Upon my return, I had the pleasure of meeting a charming 61-year-old woman from New Delhi, India. In review of her chart I recognized her name as a patient for whom we had conducted a study in February of 2012. Her husband, an accomplished businessman, had learned of our laboratory and worked diligently to obtain, process and transport a portion of his wife’s tumor from the surgical suite to our lab. Despite multiply recurrent disease and numerous prior treatments, this patient’s ovarian cancer cells revealed exquisite sensitivity to a drug combination in the laboratory. Her physicians at the Apollo Hospital of New Delhi delivered the treatment exactly as outlined by our lab, and here sitting across from me was the patient in complete remission six months later. The family had traveled from India to meet me and express their thanks.

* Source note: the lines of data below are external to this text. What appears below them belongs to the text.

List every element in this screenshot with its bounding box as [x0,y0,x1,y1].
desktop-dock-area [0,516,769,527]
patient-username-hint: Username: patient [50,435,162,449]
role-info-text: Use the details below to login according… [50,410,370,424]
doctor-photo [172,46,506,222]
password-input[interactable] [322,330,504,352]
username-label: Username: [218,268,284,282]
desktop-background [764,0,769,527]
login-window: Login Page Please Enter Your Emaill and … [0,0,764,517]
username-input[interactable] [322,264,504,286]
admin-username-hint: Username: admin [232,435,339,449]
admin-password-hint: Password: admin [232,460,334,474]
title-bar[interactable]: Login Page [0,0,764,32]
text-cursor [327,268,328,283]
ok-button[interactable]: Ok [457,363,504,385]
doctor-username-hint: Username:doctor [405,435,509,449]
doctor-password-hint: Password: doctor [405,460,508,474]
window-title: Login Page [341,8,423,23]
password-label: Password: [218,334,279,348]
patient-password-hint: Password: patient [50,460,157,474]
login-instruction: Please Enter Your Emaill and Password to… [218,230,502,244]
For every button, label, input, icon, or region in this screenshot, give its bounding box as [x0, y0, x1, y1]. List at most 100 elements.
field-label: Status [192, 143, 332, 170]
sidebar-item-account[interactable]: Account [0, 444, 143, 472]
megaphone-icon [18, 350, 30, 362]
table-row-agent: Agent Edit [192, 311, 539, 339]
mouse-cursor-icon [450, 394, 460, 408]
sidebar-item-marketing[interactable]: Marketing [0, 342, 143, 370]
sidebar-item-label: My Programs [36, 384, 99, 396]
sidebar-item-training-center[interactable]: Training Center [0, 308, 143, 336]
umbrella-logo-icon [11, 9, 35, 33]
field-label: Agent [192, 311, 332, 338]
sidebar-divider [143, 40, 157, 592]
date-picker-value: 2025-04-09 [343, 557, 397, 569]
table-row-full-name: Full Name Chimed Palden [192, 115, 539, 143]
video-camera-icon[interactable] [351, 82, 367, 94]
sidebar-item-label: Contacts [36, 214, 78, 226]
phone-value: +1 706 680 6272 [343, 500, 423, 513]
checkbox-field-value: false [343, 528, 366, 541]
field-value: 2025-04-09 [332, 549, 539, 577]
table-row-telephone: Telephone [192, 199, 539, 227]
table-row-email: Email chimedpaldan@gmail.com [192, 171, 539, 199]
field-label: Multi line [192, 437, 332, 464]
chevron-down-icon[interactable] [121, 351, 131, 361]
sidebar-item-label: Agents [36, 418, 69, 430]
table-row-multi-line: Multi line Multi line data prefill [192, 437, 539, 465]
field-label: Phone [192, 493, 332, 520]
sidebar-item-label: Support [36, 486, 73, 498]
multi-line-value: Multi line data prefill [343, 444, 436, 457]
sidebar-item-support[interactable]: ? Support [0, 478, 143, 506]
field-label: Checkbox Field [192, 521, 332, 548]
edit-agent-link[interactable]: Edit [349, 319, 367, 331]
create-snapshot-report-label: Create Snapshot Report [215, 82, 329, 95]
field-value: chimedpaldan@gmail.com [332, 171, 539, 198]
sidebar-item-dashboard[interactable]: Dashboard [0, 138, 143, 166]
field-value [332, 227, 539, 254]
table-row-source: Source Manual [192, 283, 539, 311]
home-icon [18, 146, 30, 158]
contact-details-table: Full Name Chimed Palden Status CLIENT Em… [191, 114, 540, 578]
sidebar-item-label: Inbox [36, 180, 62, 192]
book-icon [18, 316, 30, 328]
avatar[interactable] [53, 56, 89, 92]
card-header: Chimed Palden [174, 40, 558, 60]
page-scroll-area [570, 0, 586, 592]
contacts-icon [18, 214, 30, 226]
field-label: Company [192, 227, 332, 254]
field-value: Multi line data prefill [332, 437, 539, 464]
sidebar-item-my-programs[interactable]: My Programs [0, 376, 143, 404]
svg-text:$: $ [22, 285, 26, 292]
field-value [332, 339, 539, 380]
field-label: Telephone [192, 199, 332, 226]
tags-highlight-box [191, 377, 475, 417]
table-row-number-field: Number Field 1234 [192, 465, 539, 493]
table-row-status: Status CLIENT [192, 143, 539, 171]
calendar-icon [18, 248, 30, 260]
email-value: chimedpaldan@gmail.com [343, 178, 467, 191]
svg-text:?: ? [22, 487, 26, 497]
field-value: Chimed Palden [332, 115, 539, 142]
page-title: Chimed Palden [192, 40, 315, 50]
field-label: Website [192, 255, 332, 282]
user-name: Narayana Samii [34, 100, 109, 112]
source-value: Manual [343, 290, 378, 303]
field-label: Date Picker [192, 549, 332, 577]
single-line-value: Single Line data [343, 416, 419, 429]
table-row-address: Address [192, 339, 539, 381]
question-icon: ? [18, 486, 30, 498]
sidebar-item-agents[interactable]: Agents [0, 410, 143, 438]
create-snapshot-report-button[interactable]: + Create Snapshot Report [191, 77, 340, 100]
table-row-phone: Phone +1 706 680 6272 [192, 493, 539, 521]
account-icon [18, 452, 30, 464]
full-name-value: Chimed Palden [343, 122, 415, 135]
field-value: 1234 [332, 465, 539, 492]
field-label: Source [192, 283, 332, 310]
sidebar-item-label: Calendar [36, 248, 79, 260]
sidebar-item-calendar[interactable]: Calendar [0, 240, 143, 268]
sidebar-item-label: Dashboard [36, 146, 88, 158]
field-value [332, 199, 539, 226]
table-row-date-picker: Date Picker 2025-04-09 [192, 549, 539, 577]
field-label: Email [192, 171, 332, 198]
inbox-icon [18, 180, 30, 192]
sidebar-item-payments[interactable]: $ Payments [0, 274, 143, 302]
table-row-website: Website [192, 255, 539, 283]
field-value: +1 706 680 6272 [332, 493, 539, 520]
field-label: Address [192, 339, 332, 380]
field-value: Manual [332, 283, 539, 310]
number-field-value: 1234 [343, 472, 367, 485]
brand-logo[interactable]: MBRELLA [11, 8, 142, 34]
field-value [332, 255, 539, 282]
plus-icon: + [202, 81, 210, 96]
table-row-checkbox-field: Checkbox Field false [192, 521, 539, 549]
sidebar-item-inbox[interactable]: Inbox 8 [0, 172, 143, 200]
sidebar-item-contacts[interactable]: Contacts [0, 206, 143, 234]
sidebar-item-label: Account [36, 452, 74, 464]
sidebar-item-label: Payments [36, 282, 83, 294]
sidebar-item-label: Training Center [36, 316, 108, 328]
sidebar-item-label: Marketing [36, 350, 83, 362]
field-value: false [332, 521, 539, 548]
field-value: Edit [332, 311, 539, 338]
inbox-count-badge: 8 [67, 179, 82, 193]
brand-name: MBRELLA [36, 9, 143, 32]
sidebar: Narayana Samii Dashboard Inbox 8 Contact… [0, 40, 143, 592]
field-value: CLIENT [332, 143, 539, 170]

Each of these experiences speaks volumes for the globalization of cancer care. Cancer patients, whether from Brazil, India or China are more alike than different. Each confronts a seemingly insurmountable adversary. Each in their own way seeks out the best information and advice. And each can be best managed with those treatments found uniquely effective for their tumor. Perhaps once we have conquered cancer in India and Brazil, the EVA-PCD® assay will be ultimately accepted in the United States of America.